1. A mixed feature selection method based on harmony search comprises the following steps:

s1: carrying out normalization and discrete processing on the original feature set data of the social network user;

s2: inputting the data processed in the step S1 into a plurality of filters respectively, wherein each filter obtains a respective feature subset through processing; selecting a better characteristic subset from the plurality of characteristic subsets through a majority voting algorithm;

s3: initializing the number of musicians with acoustic memory, the maximum iteration number, the acoustic memory value probability and the fine adjustment probability; storing the subset of the better features obtained in the S2 in harmony memory as random harmony;

s4: randomly selecting a note from the original feature set by each musician to form a new harmony; judging harmony quality through the dependency degree of harmony, if the formed new harmony is better than the worst harmony in the harmony memory, storing the new harmony into the harmony memory, and removing the worst harmony; otherwise, the new harmony is lost;

2. The method of claim 1, wherein the method comprises: the normalization process in step S1 allows each feature to have approximately the same scale, and the scale of each feature falls within [0,1], specifically by:

f^{'} = \frac{f - \min_{f}}{\max_{f} - \min_{f}}

3. The method of claim 1, wherein the method comprises: the filter of step S2 includes information gain, Relief algorithm and chi-square statistics.

4. A mixed feature selection method based on harmony search according to claim 3, wherein: the information gain calculation method is as follows:

the information gain of feature a can be expressed as:

Gain(A)＝H(S)-H(S|A)

wherein, H (S) is the entropy of classifying a tuple to S, and H (sa) is the entropy of classifying a tuple to S with the eigenvalue a; s represents a class in the classification system, and C is the total₁,C₂,C₃,…C_mClass;

h (S) is calculated by the following formula:

H (S) = - Σ_{x = 1}^{m} p (C_{x}) \log_{2} (C_{x})

the formula for H (S | A) is:

H(S|A)＝P(a)H(S|a)+P(a')H(S|a')

H (S | a) = - Σ_{x = 1}^{m} p (C_{x} | a) \log_{2} (C_{x} | a)

H (S | a^{'}) = - Σ_{x = 1}^{m} p (C_{x} | a^{'}) \log_{2} (C_{x} | a^{'})

5. a mixed feature selection method based on harmony search according to claim 3, wherein: the Relief algorithm gives different weights to the features according to the relevance of each feature and category, and the features with the weights smaller than a threshold value are removed; the correlation of the features and the categories is determined from the distance between samples.

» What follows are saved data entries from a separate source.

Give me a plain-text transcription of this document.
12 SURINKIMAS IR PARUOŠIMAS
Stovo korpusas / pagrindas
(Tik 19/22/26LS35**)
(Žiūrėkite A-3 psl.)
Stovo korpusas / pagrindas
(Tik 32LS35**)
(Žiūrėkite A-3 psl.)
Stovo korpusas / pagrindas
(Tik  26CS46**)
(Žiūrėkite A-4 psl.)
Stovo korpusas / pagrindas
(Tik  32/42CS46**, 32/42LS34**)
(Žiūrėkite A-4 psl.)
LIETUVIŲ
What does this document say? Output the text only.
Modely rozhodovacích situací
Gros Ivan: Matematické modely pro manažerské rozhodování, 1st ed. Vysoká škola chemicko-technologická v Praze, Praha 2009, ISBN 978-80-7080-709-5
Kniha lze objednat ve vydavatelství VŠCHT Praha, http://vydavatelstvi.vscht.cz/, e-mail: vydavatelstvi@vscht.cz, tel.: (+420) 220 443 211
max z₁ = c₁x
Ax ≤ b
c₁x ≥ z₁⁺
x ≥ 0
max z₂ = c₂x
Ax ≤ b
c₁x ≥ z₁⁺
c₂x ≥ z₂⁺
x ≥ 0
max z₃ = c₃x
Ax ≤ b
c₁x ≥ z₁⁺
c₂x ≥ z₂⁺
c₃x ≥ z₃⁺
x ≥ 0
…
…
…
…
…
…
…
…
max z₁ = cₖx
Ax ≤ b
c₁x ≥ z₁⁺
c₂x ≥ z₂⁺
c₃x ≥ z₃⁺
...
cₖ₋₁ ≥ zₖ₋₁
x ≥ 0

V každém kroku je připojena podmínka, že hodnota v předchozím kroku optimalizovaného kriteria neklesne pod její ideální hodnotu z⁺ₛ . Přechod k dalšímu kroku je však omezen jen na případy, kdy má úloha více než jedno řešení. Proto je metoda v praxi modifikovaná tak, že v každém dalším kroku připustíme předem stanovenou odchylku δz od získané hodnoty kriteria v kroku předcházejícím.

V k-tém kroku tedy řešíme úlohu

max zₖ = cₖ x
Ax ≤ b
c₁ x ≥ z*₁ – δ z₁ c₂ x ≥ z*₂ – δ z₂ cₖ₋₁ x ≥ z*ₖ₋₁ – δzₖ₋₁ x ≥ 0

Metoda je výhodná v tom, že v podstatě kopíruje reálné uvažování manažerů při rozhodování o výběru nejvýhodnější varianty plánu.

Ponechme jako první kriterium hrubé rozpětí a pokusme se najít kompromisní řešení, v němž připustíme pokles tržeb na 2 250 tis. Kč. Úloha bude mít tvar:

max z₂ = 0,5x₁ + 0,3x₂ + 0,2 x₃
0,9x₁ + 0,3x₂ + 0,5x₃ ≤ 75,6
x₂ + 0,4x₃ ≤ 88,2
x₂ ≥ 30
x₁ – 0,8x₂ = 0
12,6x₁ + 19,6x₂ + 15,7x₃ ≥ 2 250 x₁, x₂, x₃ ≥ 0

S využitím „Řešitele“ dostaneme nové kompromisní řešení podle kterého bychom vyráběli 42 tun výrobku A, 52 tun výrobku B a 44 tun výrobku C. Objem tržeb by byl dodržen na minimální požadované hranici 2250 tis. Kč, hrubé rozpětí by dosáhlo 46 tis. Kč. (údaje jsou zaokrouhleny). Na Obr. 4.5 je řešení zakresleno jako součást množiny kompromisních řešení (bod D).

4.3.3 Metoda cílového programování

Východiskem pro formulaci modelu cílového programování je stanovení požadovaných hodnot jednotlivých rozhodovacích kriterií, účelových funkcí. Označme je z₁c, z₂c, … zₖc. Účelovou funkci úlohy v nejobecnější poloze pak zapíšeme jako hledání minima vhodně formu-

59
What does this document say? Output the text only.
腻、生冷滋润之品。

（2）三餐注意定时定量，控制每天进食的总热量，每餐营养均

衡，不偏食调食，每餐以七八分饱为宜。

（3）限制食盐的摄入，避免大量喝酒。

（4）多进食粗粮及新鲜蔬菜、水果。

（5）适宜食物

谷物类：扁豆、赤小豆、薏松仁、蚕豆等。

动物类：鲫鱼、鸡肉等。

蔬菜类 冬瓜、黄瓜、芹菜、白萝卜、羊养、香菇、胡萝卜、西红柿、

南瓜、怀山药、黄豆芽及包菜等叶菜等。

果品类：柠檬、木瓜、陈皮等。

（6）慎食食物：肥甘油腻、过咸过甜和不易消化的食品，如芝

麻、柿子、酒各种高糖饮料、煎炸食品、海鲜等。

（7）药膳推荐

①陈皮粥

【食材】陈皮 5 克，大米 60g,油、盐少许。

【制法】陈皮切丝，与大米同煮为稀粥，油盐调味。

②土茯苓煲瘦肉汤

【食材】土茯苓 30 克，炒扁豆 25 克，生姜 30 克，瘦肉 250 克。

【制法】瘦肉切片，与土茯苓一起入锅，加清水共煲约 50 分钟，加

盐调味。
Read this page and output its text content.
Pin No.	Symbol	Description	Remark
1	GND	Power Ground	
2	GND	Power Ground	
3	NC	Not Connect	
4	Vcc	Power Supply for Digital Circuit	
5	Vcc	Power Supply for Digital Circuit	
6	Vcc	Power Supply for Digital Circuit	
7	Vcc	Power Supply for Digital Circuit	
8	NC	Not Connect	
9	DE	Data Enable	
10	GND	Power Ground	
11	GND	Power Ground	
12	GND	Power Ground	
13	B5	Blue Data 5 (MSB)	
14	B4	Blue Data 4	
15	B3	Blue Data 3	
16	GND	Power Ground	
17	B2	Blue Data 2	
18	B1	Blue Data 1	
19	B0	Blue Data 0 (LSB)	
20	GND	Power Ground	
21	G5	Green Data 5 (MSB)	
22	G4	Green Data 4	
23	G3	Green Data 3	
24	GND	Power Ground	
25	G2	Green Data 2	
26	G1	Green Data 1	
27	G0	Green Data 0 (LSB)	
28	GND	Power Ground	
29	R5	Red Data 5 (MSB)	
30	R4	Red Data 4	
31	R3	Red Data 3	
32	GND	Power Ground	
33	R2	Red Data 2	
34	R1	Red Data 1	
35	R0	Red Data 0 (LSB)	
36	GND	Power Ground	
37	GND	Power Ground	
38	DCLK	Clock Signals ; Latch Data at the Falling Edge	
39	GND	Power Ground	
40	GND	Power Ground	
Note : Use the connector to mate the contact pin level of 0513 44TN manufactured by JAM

The weight of feature a can be calculated by the following equation:

W (A) = W (A) - \frac{d i f f (A, R, H) - d i f f (A, R, M)}{m}

6. A mixed feature selection method based on harmony search according to claim 3, wherein: the method for calculating the chi-square value in the chi-square statistics comprises the following steps:

χ^{2} = Σ_{i = 1}^{n} Σ_{j = 1}^{c} \frac{{(S_{i j} - F_{i j})}^{2}}{F_{i j}}

F_ij＝K_i*C_j/N

7. The method for selecting mixed features based on harmony search according to any one of claims 1 to 6, wherein: the degree of dependency of harmony described in step S4 is calculated by the following formula:

k = γ_{p} (Q) = \frac{| {POS}_{p} (Q) |}{| U |}

wherein,

{POS}_{P} (Q) = \underset{x &Element; U / Q}{\cup} \underset{&OverBar;}{P} X

u is a finite object set which is not empty, and X is a subset of U; p, Q are all subsets of A, a limited set of features that are not empty; PX is a low approximation, meaning that it must be classified at X; POS (Point of sale)_P(Q) represents the largest set of objects that are determined by P and must belong to the irrespectively relational decision of Q; gamma ray_P(Q) represents the degree to which Q depends on P.